LAKELAND REGIONAL MEDICAL CENTER 1324 LAKELAND HILLS BLVD LAKELAND, FL 33805 May 1, 2017
VIOLATION: IMPLEMENTATION OF A DISCHARGE PLAN Tag No: A0820
**NOTE- TERMS IN BRACKETS HAVE BEEN EDITED TO PROTECT CONFIDENTIALITY**

Based on review of medical records and staff interview it was determined the facility failed to ensure the patient's family was educated to meet the patient's needs at home post-discharge for one (#7) of ten patients sampled.

Findings included:

Review of the medical record for patient #7 revealed the patient was admitted on [DATE]. Review of the nursing assessment dated [DATE] revealed the patient required total care with all ADLs (Activities of Daily Living).

Review of the patient's plan of care revealed discharge planning was developed for the patient.
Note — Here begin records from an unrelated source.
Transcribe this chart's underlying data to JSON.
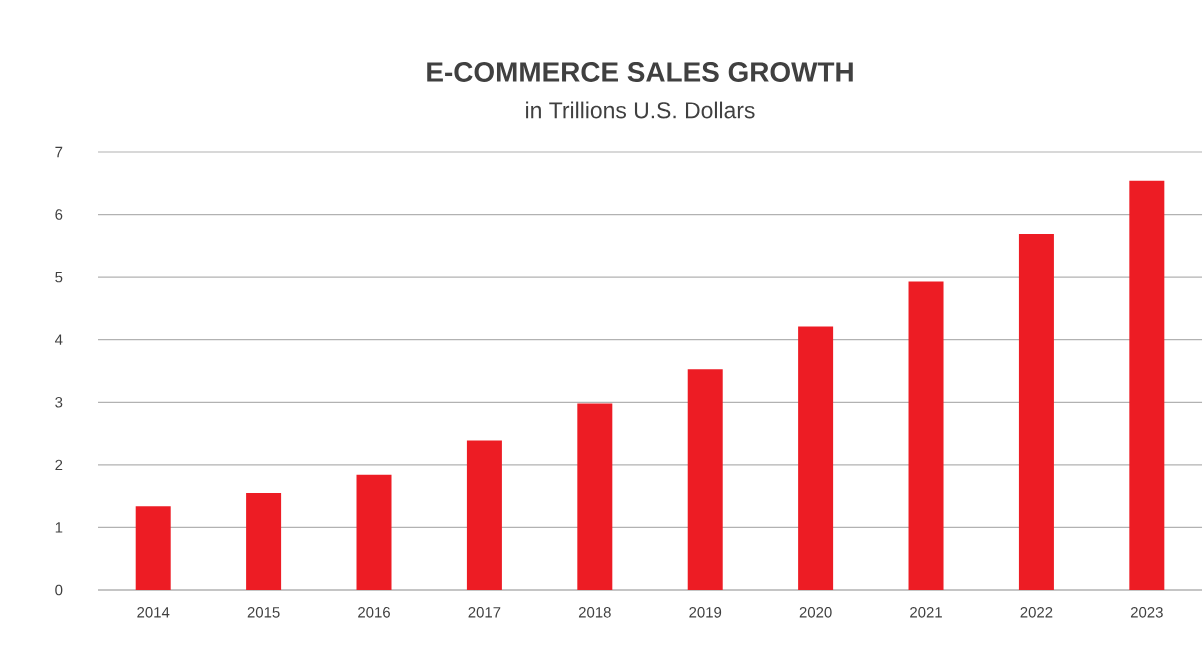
{
  "chart_data": {
    "type": "bar",
    "title": "E-COMMERCE SALES GROWTH",
    "subtitle": "in Trillions U.S. Dollars",
    "categories": [
      "2014",
      "2015",
      "2016",
      "2017",
      "2018",
      "2019",
      "2020",
      "2021",
      "2022",
      "2023"
    ],
    "values": [
      1.34,
      1.55,
      1.84,
      2.39,
      2.98,
      3.53,
      4.21,
      4.93,
      5.69,
      6.54
    ],
    "color": "#ed1c24",
    "ylim": [
      0,
      7
    ],
    "yticks": [
      0,
      1,
      2,
      3,
      4,
      5,
      6,
      7
    ],
    "grid": "y"
  }
}
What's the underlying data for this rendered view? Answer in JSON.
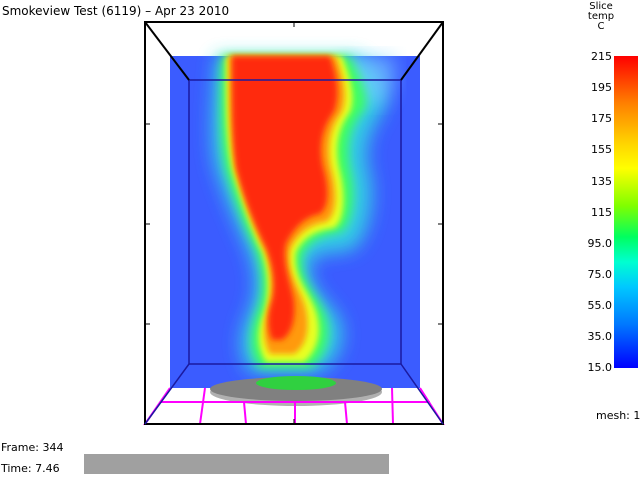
{
  "window": {
    "title": "Smokeview Test (6119) – Apr 23 2010"
  },
  "colorbar": {
    "title_lines": [
      "Slice",
      "temp",
      "C"
    ],
    "ticks": [
      "215",
      "195",
      "175",
      "155",
      "135",
      "115",
      "95.0",
      "75.0",
      "55.0",
      "35.0",
      "15.0"
    ],
    "high_color": "#ff0000",
    "low_color": "#0000ff"
  },
  "mesh_label": "mesh: 1",
  "frame_label": "Frame: 344",
  "time_label": "Time: 7.46",
  "time_progress": 1.0,
  "colors": {
    "background_slice": "#3b5cff",
    "floor_lines": "#ff00ff",
    "burner": "#808080"
  }
}
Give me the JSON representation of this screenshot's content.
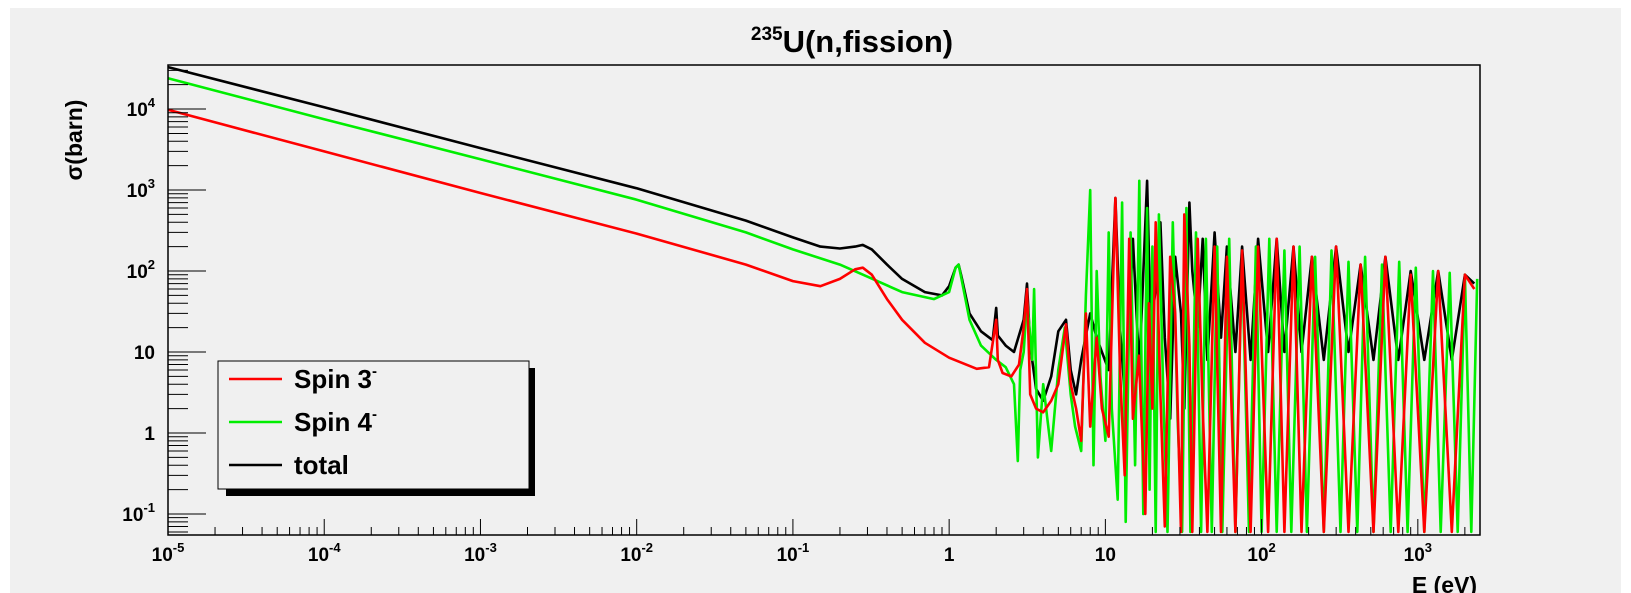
{
  "chart_data": {
    "type": "line",
    "title": {
      "sup": "235",
      "main": "U(n,fission)"
    },
    "xlabel": "E (eV)",
    "ylabel": "σ(barn)",
    "xscale": "log",
    "yscale": "log",
    "xlim": [
      1e-05,
      2500
    ],
    "ylim": [
      0.055,
      35000
    ],
    "grid": false,
    "legend_position": "bottom-left",
    "x_ticks": [
      {
        "value": 1e-05,
        "base": "10",
        "exp": "-5"
      },
      {
        "value": 0.0001,
        "base": "10",
        "exp": "-4"
      },
      {
        "value": 0.001,
        "base": "10",
        "exp": "-3"
      },
      {
        "value": 0.01,
        "base": "10",
        "exp": "-2"
      },
      {
        "value": 0.1,
        "base": "10",
        "exp": "-1"
      },
      {
        "value": 1,
        "base": "1",
        "exp": ""
      },
      {
        "value": 10,
        "base": "10",
        "exp": ""
      },
      {
        "value": 100,
        "base": "10",
        "exp": "2"
      },
      {
        "value": 1000,
        "base": "10",
        "exp": "3"
      }
    ],
    "y_ticks": [
      {
        "value": 0.1,
        "base": "10",
        "exp": "-1"
      },
      {
        "value": 1,
        "base": "1",
        "exp": ""
      },
      {
        "value": 10,
        "base": "10",
        "exp": ""
      },
      {
        "value": 100,
        "base": "10",
        "exp": "2"
      },
      {
        "value": 1000,
        "base": "10",
        "exp": "3"
      },
      {
        "value": 10000,
        "base": "10",
        "exp": "4"
      }
    ],
    "series": [
      {
        "name": "Spin 3",
        "name_sup": "-",
        "color": "#ff0000",
        "x": [
          1e-05,
          0.0001,
          0.001,
          0.01,
          0.05,
          0.1,
          0.15,
          0.2,
          0.25,
          0.28,
          0.32,
          0.4,
          0.5,
          0.7,
          1.0,
          1.5,
          1.8,
          2.0,
          2.05,
          2.2,
          2.5,
          2.8,
          3.0,
          3.15,
          3.3,
          3.6,
          4.0,
          4.5,
          5.0,
          5.6,
          6.0,
          6.5,
          7.0,
          7.5,
          8.0,
          8.8,
          9.5,
          10.5,
          11.6,
          12.4,
          13.3,
          14.2,
          15.0,
          16.4,
          18.0,
          19.0,
          20.0,
          21.0,
          22.5,
          24.0,
          26.0,
          28.0,
          30.5,
          32.0,
          34.5,
          36.0,
          39.0,
          42.0,
          45.0,
          50.0,
          55.0,
          60.0,
          68.0,
          75.0,
          85.0,
          95.0,
          110.0,
          125.0,
          140.0,
          160.0,
          180.0,
          210.0,
          250.0,
          300.0,
          360.0,
          430.0,
          520.0,
          620.0,
          750.0,
          900.0,
          1100.0,
          1350.0,
          1650.0,
          2000.0,
          2300.0
        ],
        "y": [
          9800,
          3000,
          920,
          290,
          120,
          75,
          65,
          80,
          105,
          110,
          90,
          45,
          25,
          13,
          8.5,
          6.2,
          6.5,
          25,
          8,
          5.5,
          5,
          7,
          20,
          60,
          3,
          2,
          1.8,
          2.5,
          4,
          22,
          4,
          2,
          0.8,
          30,
          1.2,
          15,
          2,
          0.9,
          800,
          6,
          0.3,
          250,
          1.5,
          9,
          0.1,
          40,
          2,
          400,
          3,
          0.07,
          150,
          30,
          0.06,
          500,
          12,
          0.06,
          250,
          2,
          0.06,
          200,
          0.06,
          150,
          0.06,
          180,
          0.06,
          200,
          0.06,
          250,
          0.06,
          200,
          0.06,
          150,
          0.06,
          200,
          0.06,
          120,
          0.06,
          150,
          0.06,
          90,
          0.06,
          100,
          0.06,
          90,
          60
        ]
      },
      {
        "name": "Spin 4",
        "name_sup": "-",
        "color": "#00ee00",
        "x": [
          1e-05,
          0.0001,
          0.001,
          0.01,
          0.05,
          0.1,
          0.2,
          0.3,
          0.5,
          0.8,
          1.0,
          1.1,
          1.15,
          1.2,
          1.35,
          1.6,
          2.0,
          2.3,
          2.6,
          2.75,
          2.85,
          3.0,
          3.15,
          3.4,
          3.5,
          3.7,
          4.0,
          4.5,
          5.0,
          5.5,
          6.0,
          6.4,
          7.0,
          7.5,
          8.0,
          8.4,
          8.8,
          9.3,
          10.0,
          10.5,
          11.0,
          12.0,
          12.8,
          13.5,
          14.5,
          15.5,
          16.5,
          17.5,
          18.5,
          19.2,
          20.0,
          21.0,
          22.0,
          23.5,
          25.0,
          27.0,
          29.0,
          31.0,
          33.0,
          35.0,
          38.0,
          41.0,
          44.0,
          48.0,
          52.0,
          56.0,
          62.0,
          68.0,
          75.0,
          83.0,
          92.0,
          100.0,
          112.0,
          125.0,
          140.0,
          155.0,
          175.0,
          195.0,
          220.0,
          250.0,
          280.0,
          320.0,
          360.0,
          410.0,
          460.0,
          520.0,
          590.0,
          670.0,
          760.0,
          860.0,
          970.0,
          1100.0,
          1250.0,
          1400.0,
          1600.0,
          1800.0,
          2000.0,
          2200.0,
          2400.0
        ],
        "y": [
          24000,
          7500,
          2400,
          760,
          300,
          185,
          120,
          85,
          55,
          45,
          55,
          110,
          120,
          80,
          25,
          12,
          8,
          6.5,
          4,
          0.45,
          6,
          10,
          45,
          8,
          60,
          0.5,
          4,
          0.6,
          6,
          20,
          3,
          1.2,
          0.6,
          50,
          1000,
          0.4,
          100,
          5,
          0.8,
          300,
          2,
          0.15,
          700,
          0.08,
          300,
          0.4,
          1300,
          0.1,
          600,
          0.2,
          200,
          0.06,
          500,
          3,
          0.06,
          400,
          1.5,
          0.06,
          600,
          0.06,
          300,
          0.06,
          250,
          0.06,
          200,
          0.06,
          250,
          0.06,
          150,
          0.06,
          200,
          0.06,
          250,
          0.06,
          180,
          0.06,
          200,
          0.06,
          150,
          0.06,
          180,
          0.06,
          130,
          0.06,
          150,
          0.06,
          120,
          0.06,
          130,
          0.06,
          110,
          0.06,
          100,
          0.06,
          95,
          0.06,
          90,
          0.06,
          80
        ]
      },
      {
        "name": "total",
        "name_sup": "",
        "color": "#000000",
        "x": [
          1e-05,
          0.0001,
          0.001,
          0.01,
          0.05,
          0.1,
          0.15,
          0.2,
          0.25,
          0.28,
          0.32,
          0.4,
          0.5,
          0.7,
          0.9,
          1.0,
          1.1,
          1.15,
          1.2,
          1.35,
          1.6,
          1.9,
          2.0,
          2.05,
          2.3,
          2.6,
          3.0,
          3.15,
          3.3,
          3.6,
          4.0,
          4.5,
          5.0,
          5.6,
          6.0,
          6.5,
          7.0,
          8.0,
          8.8,
          9.5,
          10.5,
          11.6,
          12.4,
          13.5,
          15.0,
          16.5,
          18.5,
          19.5,
          21.0,
          22.5,
          24.0,
          26.0,
          28.0,
          30.5,
          32.0,
          34.5,
          36.0,
          39.0,
          42.0,
          45.0,
          50.0,
          55.0,
          60.0,
          68.0,
          75.0,
          85.0,
          95.0,
          110.0,
          125.0,
          140.0,
          160.0,
          180.0,
          210.0,
          250.0,
          300.0,
          360.0,
          430.0,
          520.0,
          620.0,
          750.0,
          900.0,
          1100.0,
          1350.0,
          1650.0,
          2000.0,
          2300.0
        ],
        "y": [
          33000,
          10500,
          3300,
          1050,
          420,
          260,
          200,
          190,
          200,
          210,
          185,
          120,
          80,
          55,
          50,
          65,
          110,
          120,
          85,
          30,
          18,
          14,
          35,
          16,
          12,
          10,
          25,
          70,
          12,
          3.5,
          2.5,
          5,
          18,
          25,
          6,
          3,
          8,
          30,
          15,
          10,
          6,
          800,
          20,
          2,
          250,
          6,
          1300,
          20,
          60,
          400,
          15,
          1.5,
          150,
          30,
          2,
          700,
          100,
          20,
          250,
          8,
          300,
          15,
          200,
          10,
          200,
          8,
          250,
          10,
          250,
          10,
          200,
          10,
          150,
          8,
          200,
          10,
          120,
          8,
          150,
          8,
          100,
          8,
          100,
          8,
          90,
          70
        ]
      }
    ]
  }
}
The plan revealed the patient would be discharged home with home health care services. Review of the medical record revealed the patient's parent was the primary caregiver at home.

Review of the record revealed the patient had a feeding tube placed during the admission. The patient was to be discharged home with the feeding tube with continuous feedings administered. Review of the nursing documentation revealed no evidence the patient's primary caregiver at home was educated about the patient's post-hospital needs related to the patient's recently placed feeding tube and need for continuous feedings.

Interview and review of the medical record with the Quality Manager on 5/2/2017 at 4:00 p.m. confirmed the above findings.